UT, South Korean scientists discover protein for decreasing cancer treatment resistance


FILE – This undated fluorescence-colored microscope image made available by the National Institutes of Health in September 2016 shows a culture of human breast cancer cells. On Tuesday, Aug. 20, 2019, the U.S. Preventive Services Task Force recommended more women should consider gene testing for hereditary breast or ovarian cancer, especially those who’ve already survived cancer once. (Ewa Krawczyk/National Cancer Institute via AP)

AUSTIN (KXAN) — Scientists at the University of Texas at Austin and Ajou University in South Korea discovered a new protein that can help with preventing resistance to cancer treatments, according to a UT press release from Tuesday.

The protein, PCAF, causes damage in BRCA 1/2-mutated cancer cells, the press release said. Patients with lower levels of the protein are more likely to develop a resistance to treatment and suffer worse outcomes.

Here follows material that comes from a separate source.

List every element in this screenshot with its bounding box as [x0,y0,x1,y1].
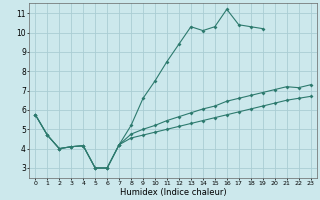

Using a drug that boosts PCAF, known as HDAC inhibitors, and combining it with drugs used to treat the tumors can lead to better results for patients.

“A major issue with cancer treatments is the development of resistance,” said UT researcher Kyle Miller in the press release. “When treatments stop working for patients, it’s incredibly demoralizing and it’s been a huge drive in research to understand these resistance mechanisms. Our goal is to understand how every molecule is interacting inside our cells, as this gives clues to what is going wrong in human diseases.”